Markttelegramm Januar 2021

Wie entwickeln sich die Märkte aus Sicht Ihrer Landwirte?

eilbote: Markttelegramm Januar 2021

➚ Weizen – steigend:

In den ersten Tagen des Jahres wurde wenig Ware gehandelt. Nachrichten über trockene Böden in Weizenanbaugebieten der USA lassen die Kurse steigen. China fragt weiter nach. Auch andere Abnehmer achten angesichts der unsicheren Lage auf eine gewisse Bevorratung.

➚ Raps – steigend:

Chinas Nachfrage nach Soja stützt die Rapsmärkte.

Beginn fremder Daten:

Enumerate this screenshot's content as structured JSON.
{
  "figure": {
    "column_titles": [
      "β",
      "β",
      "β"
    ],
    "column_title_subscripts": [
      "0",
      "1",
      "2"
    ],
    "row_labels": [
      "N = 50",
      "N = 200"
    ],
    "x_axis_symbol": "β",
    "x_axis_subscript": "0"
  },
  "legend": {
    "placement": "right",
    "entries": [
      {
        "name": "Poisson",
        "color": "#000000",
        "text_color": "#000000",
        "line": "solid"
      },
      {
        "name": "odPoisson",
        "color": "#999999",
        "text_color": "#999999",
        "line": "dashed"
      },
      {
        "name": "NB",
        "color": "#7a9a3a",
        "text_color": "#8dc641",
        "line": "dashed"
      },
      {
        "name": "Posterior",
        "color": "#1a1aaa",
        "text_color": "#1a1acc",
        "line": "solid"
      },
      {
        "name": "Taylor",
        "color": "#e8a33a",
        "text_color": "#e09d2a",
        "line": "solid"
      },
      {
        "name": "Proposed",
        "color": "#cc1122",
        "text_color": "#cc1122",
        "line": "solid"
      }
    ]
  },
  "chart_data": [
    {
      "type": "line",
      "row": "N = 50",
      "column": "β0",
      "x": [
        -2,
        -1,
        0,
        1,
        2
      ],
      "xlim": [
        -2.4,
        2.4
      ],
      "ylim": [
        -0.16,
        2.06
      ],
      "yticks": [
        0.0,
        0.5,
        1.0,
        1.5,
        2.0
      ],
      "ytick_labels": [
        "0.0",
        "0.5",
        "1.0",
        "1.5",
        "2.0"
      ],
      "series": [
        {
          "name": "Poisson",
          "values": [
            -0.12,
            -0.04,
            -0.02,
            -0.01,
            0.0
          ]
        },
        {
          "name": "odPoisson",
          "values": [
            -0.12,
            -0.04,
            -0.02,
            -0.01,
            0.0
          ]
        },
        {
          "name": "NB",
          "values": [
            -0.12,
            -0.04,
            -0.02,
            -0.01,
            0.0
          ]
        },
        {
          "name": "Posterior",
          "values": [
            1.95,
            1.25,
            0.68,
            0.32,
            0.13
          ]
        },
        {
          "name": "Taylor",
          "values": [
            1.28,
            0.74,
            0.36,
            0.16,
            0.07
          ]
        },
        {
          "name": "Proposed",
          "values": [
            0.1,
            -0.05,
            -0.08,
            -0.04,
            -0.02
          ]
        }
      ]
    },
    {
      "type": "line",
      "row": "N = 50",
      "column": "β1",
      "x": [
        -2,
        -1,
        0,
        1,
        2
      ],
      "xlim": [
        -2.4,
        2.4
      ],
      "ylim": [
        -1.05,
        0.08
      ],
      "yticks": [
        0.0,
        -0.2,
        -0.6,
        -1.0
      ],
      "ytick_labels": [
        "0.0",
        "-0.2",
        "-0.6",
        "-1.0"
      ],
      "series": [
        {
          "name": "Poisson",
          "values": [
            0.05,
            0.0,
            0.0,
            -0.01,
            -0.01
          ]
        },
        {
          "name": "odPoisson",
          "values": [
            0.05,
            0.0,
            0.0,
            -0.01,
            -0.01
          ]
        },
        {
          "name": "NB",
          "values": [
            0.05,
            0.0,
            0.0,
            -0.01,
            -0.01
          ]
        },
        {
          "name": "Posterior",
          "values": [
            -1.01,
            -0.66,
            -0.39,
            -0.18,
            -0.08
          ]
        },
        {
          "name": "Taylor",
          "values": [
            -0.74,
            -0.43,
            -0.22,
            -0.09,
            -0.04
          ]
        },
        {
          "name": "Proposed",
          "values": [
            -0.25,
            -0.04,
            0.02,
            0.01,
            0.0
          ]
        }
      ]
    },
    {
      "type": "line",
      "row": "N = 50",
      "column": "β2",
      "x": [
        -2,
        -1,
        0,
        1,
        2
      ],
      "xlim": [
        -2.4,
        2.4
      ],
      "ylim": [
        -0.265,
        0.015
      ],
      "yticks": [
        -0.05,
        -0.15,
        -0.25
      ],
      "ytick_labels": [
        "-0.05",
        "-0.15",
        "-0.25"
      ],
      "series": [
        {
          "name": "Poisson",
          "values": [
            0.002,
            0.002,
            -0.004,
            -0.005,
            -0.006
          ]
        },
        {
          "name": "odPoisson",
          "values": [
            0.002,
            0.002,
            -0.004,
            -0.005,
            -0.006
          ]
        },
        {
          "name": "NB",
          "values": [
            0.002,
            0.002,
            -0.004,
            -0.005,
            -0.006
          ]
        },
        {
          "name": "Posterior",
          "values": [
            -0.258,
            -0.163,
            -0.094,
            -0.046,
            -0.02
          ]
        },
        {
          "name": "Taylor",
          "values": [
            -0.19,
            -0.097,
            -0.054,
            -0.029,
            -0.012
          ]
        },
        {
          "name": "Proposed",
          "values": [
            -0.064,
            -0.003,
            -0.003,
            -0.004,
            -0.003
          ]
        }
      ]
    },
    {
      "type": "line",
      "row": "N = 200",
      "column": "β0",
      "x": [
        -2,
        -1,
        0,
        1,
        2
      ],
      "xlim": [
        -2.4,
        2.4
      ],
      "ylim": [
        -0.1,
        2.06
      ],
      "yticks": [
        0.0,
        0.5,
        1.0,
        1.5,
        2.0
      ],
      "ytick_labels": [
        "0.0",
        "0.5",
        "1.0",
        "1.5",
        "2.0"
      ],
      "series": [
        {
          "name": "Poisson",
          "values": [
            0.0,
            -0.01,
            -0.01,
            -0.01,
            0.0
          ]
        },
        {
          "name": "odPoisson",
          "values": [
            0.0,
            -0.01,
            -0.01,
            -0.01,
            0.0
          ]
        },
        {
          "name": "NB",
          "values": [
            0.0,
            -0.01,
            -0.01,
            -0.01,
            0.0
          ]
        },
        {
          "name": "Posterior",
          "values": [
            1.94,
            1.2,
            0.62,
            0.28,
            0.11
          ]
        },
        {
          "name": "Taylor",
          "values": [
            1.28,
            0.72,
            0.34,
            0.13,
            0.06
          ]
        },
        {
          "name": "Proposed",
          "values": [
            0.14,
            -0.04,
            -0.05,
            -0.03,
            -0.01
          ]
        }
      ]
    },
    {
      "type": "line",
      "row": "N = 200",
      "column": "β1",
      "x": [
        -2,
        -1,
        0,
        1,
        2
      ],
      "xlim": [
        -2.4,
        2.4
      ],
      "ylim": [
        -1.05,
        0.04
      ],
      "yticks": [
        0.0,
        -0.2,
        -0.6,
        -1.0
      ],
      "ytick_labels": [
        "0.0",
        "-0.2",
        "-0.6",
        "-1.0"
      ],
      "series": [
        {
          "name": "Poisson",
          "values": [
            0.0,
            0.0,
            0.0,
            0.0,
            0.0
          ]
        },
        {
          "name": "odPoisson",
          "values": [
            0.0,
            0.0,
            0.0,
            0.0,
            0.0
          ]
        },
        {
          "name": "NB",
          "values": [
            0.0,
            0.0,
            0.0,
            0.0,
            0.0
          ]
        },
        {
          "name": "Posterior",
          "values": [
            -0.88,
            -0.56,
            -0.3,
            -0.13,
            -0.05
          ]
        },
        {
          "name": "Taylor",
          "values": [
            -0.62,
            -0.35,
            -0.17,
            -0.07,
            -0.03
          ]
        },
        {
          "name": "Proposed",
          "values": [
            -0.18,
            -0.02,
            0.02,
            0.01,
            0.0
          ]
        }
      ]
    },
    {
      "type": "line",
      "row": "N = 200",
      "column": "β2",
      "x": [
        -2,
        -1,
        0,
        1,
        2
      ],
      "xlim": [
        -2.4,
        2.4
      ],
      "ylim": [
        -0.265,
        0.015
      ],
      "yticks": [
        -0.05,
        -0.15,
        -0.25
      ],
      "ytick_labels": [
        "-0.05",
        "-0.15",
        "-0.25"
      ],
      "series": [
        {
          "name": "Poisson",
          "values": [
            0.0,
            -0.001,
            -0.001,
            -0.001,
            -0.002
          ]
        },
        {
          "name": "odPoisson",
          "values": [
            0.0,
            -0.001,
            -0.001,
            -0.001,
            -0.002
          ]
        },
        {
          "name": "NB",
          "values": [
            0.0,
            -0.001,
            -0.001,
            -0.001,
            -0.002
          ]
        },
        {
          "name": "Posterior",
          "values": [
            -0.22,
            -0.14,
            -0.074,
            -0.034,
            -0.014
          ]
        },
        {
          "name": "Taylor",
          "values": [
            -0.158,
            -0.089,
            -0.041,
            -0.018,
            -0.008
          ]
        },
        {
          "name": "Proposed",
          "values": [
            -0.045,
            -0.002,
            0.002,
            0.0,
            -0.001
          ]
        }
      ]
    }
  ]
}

Nach dem kräftigen Kursanstieg der letzten Wochen muss sich zeigen, ob die Kurse weiter steigen können. Die Trockenheit in den Soja-Regionen der USA könnte helfen. Die Lage könnte sich aber auch stabilisieren.

➘ Milch – fallend:

Die Preise für Butter werden im Januar und Februar 0,56 Euro/kg unter den Dezemberkursen liegen. Dies belastet die Kurse. Auf den Weltmärkten zeigte sich zuletzt eine steigende Tendenz. Allenfalls stabile, eher aber fallende Preisentwicklung in Deutschland.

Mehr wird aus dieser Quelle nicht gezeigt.